Last night during Super Bowl LV, Mountain Dew ran an ad featuring John Cena riding through a Mountain Dew-themed amusement park. Bottles are scattered all over the scene: neon signs on buildings, in fun house mirrors, and flying out of the car trunk.

At the end of the ad, John Cena challenges the audience: The first person to tweet at Mountain Dew the exact number of bottles that appear in the commercial is eligible to win $1 million.

Watch the ad for yourself here:

Mountain Dew's Super Bowl 2021 ad.

When we heard that a task called for careful visual inspection and counting, we knew computer vision would be a helpful tool. So, we did what any developer would do: trained an object detection model to recognize bottles that appear throughout the scene.

Counting Mountain Dew Contest with Computer Vision
A three-second example of the model finding Mountain Dew bottles in the scene.

In this case, we're using a computer vision model to help us find any bottles we may have otherwise missed. The viewer should still identify the unique occurrences of each bottle across the scene when tweeting a submission.

Per the Official Rules, any type of bottle counts – but each bottle should only be counted once. (For example, the bottle in the car John Cena drinks from is present multiple different times, but it should only be counted once towards the tally.)

Let's dive in.

Preparing a Dataset

First, we need a dataset of images from the ad.

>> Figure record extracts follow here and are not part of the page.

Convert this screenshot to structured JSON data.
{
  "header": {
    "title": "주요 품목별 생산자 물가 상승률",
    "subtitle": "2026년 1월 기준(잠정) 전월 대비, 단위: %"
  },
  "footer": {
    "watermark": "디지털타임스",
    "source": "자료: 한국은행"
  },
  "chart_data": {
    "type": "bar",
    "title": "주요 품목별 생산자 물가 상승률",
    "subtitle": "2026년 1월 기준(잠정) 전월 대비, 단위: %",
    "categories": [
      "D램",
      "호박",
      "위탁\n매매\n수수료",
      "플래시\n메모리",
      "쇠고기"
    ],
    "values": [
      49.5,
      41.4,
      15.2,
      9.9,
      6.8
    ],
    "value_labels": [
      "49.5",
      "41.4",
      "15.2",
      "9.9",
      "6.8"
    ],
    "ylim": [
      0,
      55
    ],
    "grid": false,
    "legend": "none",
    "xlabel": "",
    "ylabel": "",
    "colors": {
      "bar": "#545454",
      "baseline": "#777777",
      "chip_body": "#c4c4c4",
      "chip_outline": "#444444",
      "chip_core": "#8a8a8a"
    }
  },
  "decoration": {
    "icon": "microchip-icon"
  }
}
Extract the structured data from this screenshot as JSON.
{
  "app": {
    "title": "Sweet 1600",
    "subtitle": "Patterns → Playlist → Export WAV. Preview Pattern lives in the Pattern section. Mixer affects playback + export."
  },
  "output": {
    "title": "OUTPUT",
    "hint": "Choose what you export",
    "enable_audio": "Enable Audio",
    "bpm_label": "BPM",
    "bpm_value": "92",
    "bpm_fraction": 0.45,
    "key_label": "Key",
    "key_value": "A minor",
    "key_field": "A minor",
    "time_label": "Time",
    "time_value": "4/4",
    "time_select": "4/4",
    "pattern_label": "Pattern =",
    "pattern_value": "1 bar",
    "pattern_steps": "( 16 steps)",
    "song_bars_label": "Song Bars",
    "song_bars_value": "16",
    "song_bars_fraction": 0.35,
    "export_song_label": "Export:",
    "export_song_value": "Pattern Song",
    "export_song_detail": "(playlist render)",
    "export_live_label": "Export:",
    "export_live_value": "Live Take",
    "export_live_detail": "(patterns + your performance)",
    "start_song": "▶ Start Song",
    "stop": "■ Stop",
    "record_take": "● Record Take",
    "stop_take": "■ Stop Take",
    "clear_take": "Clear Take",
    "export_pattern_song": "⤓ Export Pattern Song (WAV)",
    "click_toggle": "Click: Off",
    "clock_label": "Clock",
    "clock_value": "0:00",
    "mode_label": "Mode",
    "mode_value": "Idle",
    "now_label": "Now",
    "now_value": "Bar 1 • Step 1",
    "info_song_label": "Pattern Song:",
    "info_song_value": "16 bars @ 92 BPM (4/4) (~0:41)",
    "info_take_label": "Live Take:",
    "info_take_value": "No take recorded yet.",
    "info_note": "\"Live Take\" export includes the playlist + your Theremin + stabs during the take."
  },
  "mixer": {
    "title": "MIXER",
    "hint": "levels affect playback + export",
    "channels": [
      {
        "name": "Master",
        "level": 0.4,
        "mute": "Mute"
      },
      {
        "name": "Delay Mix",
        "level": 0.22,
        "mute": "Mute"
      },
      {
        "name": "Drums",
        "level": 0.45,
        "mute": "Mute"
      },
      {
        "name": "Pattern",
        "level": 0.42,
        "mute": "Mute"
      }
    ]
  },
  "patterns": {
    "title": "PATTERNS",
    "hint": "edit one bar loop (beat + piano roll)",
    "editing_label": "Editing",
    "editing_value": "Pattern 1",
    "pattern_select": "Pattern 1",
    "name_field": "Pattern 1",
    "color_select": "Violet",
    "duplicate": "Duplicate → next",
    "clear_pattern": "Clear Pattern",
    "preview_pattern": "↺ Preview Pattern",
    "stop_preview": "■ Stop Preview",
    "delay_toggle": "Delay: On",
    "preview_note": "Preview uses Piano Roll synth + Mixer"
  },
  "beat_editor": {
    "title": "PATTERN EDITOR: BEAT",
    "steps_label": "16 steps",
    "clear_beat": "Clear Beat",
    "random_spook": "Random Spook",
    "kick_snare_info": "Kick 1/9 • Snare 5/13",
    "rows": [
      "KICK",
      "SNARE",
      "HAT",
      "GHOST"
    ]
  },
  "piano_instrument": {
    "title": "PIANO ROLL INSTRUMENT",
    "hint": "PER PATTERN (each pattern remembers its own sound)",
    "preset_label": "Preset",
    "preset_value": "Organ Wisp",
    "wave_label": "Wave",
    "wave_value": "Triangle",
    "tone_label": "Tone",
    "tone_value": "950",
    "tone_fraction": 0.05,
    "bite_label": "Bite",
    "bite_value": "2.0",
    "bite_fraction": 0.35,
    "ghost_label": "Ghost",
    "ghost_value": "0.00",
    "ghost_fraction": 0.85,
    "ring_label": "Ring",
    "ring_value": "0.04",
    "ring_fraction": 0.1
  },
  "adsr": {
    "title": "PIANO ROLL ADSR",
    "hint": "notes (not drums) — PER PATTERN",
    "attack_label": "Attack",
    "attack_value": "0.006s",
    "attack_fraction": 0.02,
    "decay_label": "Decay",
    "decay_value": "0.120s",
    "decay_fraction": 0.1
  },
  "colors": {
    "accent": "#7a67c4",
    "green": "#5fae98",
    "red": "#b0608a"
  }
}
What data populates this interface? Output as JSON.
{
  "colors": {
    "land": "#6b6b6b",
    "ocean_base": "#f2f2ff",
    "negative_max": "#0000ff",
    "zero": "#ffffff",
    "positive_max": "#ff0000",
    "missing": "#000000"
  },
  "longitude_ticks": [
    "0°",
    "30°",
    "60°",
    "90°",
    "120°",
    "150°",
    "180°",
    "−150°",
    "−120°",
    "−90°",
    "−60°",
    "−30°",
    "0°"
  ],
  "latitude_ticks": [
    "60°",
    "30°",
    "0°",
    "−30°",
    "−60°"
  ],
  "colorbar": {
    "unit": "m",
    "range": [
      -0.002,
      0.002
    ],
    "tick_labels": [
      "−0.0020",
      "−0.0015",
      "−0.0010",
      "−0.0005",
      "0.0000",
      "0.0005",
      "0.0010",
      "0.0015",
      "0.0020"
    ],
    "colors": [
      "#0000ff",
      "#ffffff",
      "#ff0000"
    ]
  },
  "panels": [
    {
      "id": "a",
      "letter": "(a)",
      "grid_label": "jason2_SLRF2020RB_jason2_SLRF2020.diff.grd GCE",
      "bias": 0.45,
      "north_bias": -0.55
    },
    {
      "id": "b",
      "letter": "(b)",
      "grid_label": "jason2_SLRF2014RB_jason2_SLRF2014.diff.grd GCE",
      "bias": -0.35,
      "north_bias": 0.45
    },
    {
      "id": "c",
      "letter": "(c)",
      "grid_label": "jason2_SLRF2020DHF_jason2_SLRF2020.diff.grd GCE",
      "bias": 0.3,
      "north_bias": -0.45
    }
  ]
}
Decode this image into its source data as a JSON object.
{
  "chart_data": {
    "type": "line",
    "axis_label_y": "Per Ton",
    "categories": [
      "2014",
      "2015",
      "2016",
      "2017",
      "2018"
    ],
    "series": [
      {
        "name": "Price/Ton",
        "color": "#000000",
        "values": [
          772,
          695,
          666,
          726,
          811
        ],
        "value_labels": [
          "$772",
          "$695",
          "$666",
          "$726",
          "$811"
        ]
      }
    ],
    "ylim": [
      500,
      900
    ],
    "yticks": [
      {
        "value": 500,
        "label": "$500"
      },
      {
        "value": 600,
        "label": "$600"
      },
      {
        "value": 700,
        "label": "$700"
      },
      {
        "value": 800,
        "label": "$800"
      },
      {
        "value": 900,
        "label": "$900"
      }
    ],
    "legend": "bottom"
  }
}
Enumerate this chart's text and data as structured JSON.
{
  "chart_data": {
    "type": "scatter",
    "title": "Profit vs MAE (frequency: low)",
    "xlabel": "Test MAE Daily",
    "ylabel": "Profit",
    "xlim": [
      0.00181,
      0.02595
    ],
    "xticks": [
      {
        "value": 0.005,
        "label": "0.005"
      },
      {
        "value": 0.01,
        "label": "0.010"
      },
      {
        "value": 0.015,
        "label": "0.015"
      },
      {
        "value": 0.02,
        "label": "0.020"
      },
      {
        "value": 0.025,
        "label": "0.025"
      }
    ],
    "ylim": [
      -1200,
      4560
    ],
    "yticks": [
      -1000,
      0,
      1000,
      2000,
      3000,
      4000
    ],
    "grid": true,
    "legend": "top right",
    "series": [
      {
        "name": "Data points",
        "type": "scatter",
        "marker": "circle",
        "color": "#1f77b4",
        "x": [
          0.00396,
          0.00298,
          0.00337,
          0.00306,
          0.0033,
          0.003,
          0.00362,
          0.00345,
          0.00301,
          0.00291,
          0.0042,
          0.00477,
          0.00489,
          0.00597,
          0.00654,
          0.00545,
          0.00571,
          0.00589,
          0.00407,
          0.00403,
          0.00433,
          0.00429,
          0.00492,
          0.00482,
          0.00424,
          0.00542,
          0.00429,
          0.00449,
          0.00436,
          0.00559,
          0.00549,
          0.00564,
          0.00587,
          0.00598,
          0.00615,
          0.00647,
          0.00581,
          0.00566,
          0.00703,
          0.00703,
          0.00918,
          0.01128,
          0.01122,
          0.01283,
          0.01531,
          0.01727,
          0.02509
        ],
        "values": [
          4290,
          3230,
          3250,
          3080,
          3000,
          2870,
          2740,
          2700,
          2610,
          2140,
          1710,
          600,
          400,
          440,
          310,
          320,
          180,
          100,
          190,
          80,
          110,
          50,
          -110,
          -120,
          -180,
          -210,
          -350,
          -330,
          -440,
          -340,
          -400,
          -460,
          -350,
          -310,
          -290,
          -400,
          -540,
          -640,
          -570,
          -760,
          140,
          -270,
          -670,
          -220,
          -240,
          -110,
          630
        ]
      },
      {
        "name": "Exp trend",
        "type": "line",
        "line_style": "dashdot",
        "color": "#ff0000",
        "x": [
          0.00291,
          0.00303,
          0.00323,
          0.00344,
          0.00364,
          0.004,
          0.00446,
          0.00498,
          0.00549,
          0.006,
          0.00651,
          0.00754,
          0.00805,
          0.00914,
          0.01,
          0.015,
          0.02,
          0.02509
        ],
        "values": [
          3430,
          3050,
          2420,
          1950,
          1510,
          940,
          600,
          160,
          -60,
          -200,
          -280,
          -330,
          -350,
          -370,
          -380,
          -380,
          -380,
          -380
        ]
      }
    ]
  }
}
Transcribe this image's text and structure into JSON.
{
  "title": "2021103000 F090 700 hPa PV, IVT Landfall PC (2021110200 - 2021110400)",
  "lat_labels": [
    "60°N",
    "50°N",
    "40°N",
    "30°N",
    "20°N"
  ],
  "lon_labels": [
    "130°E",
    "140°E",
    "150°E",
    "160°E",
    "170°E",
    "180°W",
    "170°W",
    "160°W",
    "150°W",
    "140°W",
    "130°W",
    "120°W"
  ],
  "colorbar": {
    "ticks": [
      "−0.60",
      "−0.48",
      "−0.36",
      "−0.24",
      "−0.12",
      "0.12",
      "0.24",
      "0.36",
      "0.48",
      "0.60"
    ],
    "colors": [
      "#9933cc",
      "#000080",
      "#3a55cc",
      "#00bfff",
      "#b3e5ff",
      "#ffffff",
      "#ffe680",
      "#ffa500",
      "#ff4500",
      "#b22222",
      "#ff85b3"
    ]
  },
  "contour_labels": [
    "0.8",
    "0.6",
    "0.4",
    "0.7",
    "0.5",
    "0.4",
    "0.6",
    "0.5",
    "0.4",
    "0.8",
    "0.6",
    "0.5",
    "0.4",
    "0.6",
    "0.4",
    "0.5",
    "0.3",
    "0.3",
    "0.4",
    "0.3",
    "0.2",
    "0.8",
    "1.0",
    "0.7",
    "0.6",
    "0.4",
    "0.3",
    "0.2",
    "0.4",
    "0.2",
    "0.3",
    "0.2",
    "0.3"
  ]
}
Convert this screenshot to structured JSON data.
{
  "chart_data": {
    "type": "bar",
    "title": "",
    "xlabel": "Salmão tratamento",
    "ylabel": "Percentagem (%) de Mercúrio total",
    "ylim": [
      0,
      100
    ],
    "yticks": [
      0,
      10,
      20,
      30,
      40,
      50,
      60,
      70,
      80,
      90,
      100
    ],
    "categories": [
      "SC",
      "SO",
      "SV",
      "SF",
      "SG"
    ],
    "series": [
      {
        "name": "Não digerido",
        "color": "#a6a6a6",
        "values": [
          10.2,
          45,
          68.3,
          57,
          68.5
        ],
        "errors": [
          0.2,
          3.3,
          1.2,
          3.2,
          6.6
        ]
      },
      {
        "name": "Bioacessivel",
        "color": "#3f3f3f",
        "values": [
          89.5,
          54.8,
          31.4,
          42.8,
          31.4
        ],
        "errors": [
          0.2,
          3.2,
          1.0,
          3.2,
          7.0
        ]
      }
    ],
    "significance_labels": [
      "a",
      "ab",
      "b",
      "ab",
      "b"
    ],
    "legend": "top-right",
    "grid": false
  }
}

In this case, we can grab the exact video file of the commercial. We'll need to split the video file into individual image frames in order to annotate the images and train a model.

I created a dataset and dropped the Mountain Dew video into Roboflow, which asks what frame rate I'd like to sample. I decided on doing three frames per second, which creates 92 images from the roughly 30-second Super Bowl spot.

Turning video into images for computer vision.
Selecting a three frames per second rate for the commercial.

Having each of the individual frames from the video is independently helpful: it means we can have a closer look at all of the places where the Mountain Dew bottles may be present.

Once we have these images, we need to annotate all of the bottles we can find in each of the scenes. While this is fairly similar to counting all of the bottles manually, remember we might not be perfect in finding all of the bottles with our own eyes. So, hopefully, in teaching a computer vision model what bottles look like and then asking that same model to find bottles for us, we'll see any we may have missed.

Labeling bottles for computer vision
Annotating all of the Mountain Dew bottles in each of our images.

After labeling (and deleting one completely black image from the vid), we have 869 annotations across 91 images. We've open sourced this final Mountain Dew bottles image dataset:

Mountain Dew Commercial Object Detection Dataset
# Overview ## Mountain Dew is running a $1,000,000 counting contest. Computer Vision can help you win.:fa-spacer: ### Watch [our video](https://youtu.be/jqVKdMjPXHA) explaining how to use this dataset. ![Mountain Dew](https://i.imgur.com/ED4jpM3.png…

Training an Object Detection Model

Once we have our images collected and labeled, we can train a model to find bottles for us. Before training, however, we can use image augmentation to increase the size of our training dataset.

By applying random distortions like brightness changes, perspective changes, flips, and more, we can increase the volume and variability of our training dataset so that our model has more examples to learn from.

We then made use of Roboflow Train, which gives us the option to one-click have a trained model available. Critically, when starting model training, we can start from a previous model checkpoint. This transfer learning will accelerate model training and improve model accuracy. For this dataset, starting training from the COCO Dataset (a dataset of "Common Objects in Context") will give the model a healthy head start.

Roboflow Train results
The results of our model training. 89.5% mean average precision. Not bad!

Using Our Model

Once the model finishes training, we have an API we can call to perform detections on our original video. With a little shell scripting, we can passthrough the original commercial video frame-by-frame and reconstruct the result with the bounding boxes present.

The result? See for yourself:

A full video walkthrough of our process. The resulting video is available at the 12:53 mark.

Good luck! We hope you win that $1 million.